Stamp duty criticised by roundtable

103Australia’s housing affordability issue continues to lead to chatter in cities such as Sydney, which saw a 1.5 per cent population increase between the third quarters of 2012 and 2013, according to the Australian Bureau of Statistics.

Along with an ever-increasing population, the ability to open up new land for dwellings and meet domestic and foreign investment demand has led industry heavyweights to continuously raise the issue.

The Real Estate Institute of Australia (REIA) held a roundtable discussion on housing affordability, releasing a statement on March 26.

Shared goals to drive ahead

The ability to access affordable housing is a goal shared by community sectors as well as the government, according to the REIA.

An impressive line-up of speakers enabled the industry body to canvas a wide variety of opinion. From REIA President Peter Bushby to Minister for Social Services Kevin Andrews and Mortgage and Finance Association Chief Executive Phil Naylor, key industry representatives were present, from community sectors to the construction and lending industries.

“As industry leaders, we acknowledge affordable housing is a complex issue, with a number of economic, social and infrastructure factors influencing the issue,” noted the REIA.

These factors included demographic change, the impact of stamp duty, a insufficient supply of rentals as well as properties for purchase and the deposit gap facing first home buyers.

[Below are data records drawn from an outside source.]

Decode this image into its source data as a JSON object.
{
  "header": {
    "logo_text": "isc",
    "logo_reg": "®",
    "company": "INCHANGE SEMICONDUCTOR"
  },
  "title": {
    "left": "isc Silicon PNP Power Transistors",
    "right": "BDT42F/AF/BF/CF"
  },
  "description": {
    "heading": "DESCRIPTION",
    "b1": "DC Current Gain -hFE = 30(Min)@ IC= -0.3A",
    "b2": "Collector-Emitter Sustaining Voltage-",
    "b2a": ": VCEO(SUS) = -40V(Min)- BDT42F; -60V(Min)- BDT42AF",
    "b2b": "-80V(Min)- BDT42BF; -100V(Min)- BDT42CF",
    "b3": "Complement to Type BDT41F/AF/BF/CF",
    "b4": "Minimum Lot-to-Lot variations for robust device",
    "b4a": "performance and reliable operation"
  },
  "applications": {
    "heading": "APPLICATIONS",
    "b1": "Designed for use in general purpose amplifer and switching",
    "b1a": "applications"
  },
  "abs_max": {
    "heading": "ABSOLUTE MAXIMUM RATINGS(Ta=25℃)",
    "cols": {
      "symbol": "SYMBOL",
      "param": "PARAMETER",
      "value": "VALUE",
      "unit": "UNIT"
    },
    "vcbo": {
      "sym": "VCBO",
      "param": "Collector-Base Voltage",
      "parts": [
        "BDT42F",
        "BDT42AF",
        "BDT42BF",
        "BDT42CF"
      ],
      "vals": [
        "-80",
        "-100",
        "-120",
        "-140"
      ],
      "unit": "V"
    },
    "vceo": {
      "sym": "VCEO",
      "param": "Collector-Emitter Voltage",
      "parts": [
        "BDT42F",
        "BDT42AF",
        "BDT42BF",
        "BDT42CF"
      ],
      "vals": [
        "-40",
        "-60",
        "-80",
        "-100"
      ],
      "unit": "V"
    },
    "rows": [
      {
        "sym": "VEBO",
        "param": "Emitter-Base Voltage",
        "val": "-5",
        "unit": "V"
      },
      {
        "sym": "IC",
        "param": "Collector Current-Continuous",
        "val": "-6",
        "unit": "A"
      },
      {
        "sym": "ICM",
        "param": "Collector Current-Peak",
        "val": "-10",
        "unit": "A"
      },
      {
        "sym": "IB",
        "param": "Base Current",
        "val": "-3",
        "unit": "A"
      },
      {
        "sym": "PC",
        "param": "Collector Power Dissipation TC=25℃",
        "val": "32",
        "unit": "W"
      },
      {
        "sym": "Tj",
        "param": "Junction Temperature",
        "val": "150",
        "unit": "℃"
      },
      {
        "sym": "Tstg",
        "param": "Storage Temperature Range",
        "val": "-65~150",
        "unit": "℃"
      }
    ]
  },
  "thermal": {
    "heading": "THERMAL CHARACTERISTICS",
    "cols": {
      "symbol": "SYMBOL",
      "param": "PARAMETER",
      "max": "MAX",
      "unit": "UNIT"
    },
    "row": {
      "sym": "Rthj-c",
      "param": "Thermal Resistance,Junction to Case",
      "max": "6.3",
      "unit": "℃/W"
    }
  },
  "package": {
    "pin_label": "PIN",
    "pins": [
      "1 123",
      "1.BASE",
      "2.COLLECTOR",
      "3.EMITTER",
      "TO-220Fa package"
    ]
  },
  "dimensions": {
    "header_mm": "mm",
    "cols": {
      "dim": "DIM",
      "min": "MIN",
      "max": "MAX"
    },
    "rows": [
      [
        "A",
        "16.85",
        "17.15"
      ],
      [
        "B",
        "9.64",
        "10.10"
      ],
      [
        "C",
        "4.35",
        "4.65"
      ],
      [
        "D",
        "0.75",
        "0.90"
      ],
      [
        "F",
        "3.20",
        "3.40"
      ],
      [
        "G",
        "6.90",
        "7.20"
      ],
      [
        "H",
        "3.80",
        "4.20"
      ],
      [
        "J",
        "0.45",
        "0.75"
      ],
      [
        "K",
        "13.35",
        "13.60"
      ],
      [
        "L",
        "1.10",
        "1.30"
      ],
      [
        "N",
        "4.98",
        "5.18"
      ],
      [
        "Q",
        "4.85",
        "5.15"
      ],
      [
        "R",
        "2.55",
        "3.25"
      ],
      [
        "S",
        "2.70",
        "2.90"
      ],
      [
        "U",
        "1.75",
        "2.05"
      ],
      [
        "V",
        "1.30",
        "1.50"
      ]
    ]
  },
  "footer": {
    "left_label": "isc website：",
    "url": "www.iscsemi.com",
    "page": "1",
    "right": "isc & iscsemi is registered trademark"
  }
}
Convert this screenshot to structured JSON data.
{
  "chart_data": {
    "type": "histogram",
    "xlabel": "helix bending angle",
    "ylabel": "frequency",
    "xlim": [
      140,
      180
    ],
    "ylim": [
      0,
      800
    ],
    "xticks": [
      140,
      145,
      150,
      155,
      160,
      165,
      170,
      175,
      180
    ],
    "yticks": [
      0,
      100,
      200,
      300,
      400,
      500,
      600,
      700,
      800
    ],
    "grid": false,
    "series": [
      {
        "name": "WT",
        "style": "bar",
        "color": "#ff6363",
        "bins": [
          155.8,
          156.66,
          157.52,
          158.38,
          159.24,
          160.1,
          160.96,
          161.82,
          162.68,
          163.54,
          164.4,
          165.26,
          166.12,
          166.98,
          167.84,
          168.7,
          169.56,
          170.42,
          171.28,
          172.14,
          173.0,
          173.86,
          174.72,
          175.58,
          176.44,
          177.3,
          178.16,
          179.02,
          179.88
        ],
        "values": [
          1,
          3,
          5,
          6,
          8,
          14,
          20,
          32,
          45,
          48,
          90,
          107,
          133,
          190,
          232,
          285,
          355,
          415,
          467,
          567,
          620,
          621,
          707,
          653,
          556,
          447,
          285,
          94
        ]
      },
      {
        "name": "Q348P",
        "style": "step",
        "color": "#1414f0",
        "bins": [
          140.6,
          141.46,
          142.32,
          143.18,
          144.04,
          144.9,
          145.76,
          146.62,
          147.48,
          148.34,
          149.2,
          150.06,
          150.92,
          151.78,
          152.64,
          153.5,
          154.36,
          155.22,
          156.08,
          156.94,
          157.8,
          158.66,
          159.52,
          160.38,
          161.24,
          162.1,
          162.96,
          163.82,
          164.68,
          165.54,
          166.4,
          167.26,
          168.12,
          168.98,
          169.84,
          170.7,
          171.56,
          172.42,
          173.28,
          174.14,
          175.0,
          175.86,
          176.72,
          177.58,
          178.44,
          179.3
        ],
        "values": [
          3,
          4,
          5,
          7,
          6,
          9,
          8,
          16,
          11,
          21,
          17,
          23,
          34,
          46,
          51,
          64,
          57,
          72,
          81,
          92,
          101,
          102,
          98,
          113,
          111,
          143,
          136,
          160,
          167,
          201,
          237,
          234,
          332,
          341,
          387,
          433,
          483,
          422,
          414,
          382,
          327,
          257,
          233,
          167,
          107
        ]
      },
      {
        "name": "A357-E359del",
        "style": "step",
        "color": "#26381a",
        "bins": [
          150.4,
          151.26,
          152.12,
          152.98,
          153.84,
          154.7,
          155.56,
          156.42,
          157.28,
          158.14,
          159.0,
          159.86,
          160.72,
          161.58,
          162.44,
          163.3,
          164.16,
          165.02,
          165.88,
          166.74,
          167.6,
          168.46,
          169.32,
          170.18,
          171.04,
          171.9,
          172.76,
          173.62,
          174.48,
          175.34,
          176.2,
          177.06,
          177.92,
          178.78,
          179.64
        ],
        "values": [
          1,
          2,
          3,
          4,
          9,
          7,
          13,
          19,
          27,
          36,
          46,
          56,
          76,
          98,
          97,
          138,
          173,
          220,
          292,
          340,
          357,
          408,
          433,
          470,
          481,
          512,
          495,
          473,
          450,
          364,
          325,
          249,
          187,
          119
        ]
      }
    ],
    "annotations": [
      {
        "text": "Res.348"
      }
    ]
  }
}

The undersupply of housing was announced as a “priority policy issue”.

Stamp duty was outlined as a problem for the country, given its tendency to diminish housing turnover. A side effect of this is the inhibition of employment mobility.

“Stamp duties act as a disincentive for the ageing population to downsize. These distortions lead to sub-optimal outcomes and reduced investment in the property market.”

Meaningful action is being demanded by representatives from the REIA, the Mortgage and Finance Association of Australia, Genworth, Adelaide Bank and the Australian Institute of Building.